Чем больше времени мы проводили с Варенькой, тем отчетливее я видел, что с девочкой что-то не так. Говорила она немного. Фразы были отточены, всегда одинаковые от первого до последнего слова. Движения резкие, однообразные, походка странная. Я пугался первое время и чувствовал себя неловко, когда она с криком принималась колотить меня или, что еще хуже, себя, если ей что-то не нравилось. Тетушка говорила, что доктора называют это состояние «детское безумие», чем помочь девочке, не знают.
Со временем Варенька привыкла ко мне. Подолгу сидела рядом со мной, смотрела в одну точку и, казалось, думала о чем-то своем или выкладывала в ряд мелкие предметы на моем столе.

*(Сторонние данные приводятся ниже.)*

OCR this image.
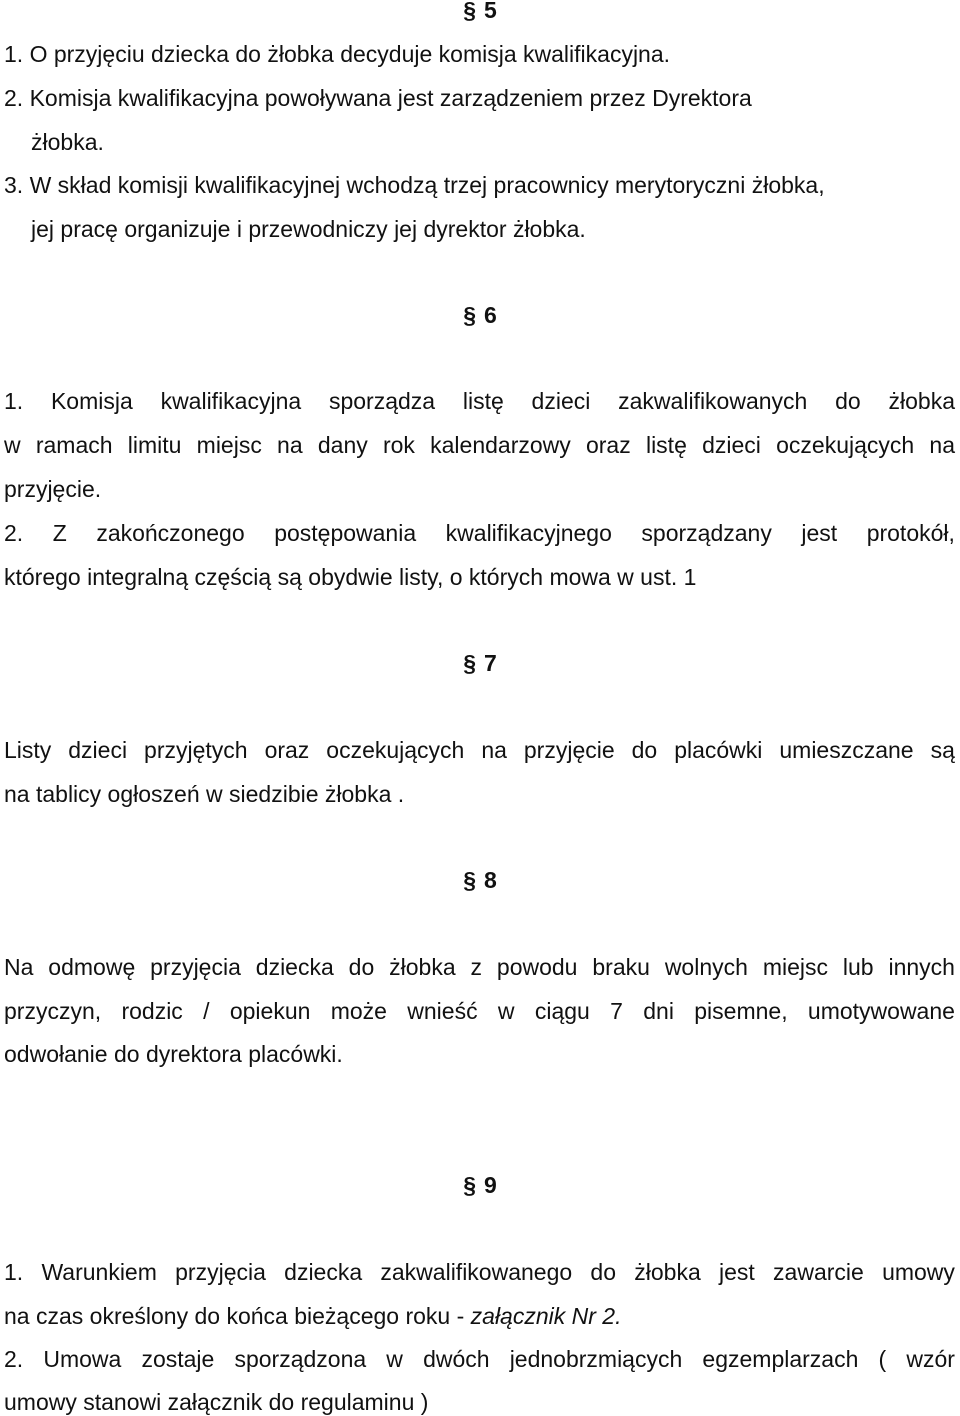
§ 5
1. O przyjęciu dziecka do żłobka decyduje komisja kwalifikacyjna.
2. Komisja kwalifikacyjna powoływana jest zarządzeniem przez Dyrektora
żłobka.
3. W skład komisji kwalifikacyjnej wchodzą trzej pracownicy merytoryczni żłobka,
jej pracę organizuje i przewodniczy jej dyrektor żłobka.
§ 6
1. Komisja kwalifikacyjna sporządza listę dzieci zakwalifikowanych do żłobka
w ramach limitu miejsc na dany rok kalendarzowy oraz listę dzieci oczekujących na
przyjęcie.
2. Z zakończonego postępowania kwalifikacyjnego sporządzany jest protokół,
którego integralną częścią są obydwie listy, o których mowa w ust. 1
§ 7
Listy dzieci przyjętych oraz oczekujących na przyjęcie do placówki umieszczane są
na tablicy ogłoszeń w siedzibie żłobka .
§ 8
Na odmowę przyjęcia dziecka do żłobka z powodu braku wolnych miejsc lub innych
przyczyn, rodzic / opiekun może wnieść w ciągu 7 dni pisemne, umotywowane
odwołanie do dyrektora placówki.
§ 9
1. Warunkiem przyjęcia dziecka zakwalifikowanego do żłobka jest zawarcie umowy
na czas określony do końca bieżącego roku - załącznik Nr 2.
2. Umowa zostaje sporządzona w dwóch jednobrzmiących egzemplarzach ( wzór
umowy stanowi załącznik do regulaminu )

В этом своем поведении она напоминала мне меня самого в момент потери Лизоньки.
Тогда я стал рассказывать ей о фотографии, показывал камеру, мы рассматривали сделанные снимки. Варенька узнавала знакомые места и вещи, тетушку, родных. Так мы стали общаться. Я стал делать снимки специально для Вареньки. Стал фотографировать ее возле разных предметов и в разных местах, чтобы девочка могла показать мне карточку, если что-то не могла назвать. Процесс увлек меня. Мы с Варенькой принялись делать альбом с ее снимками, ездили в город и фотографировали ее в разных местах. Варенька радостно воспринимала мои попытки общаться с ней при помощи фотокарточек. Иногда она поднимала на меня свои глаза и мычала: «Владииимир». В этот момент мне разрешалось погладить ее по золотым кудряшкам и не получить кулачками в ответ.
Очередной раз рассматривая с сестричкой фотографии, я услышал, как она протянула: «Мааа».
– Бедняжка, по мамочке скучает, – пробормотала зашедшая в комнату тетушка.
«Мааа», – протянула снова Варенька. Тетка наклонилась над фотографией и вдруг закричала протяжно и испуганно. Я обернулся к ним и увидел бледное, искаженное от ужаса лицо тетушки. Когда она пришла в себя, мне удалось узнать, что ее так испугало на фотографиях Вареньки.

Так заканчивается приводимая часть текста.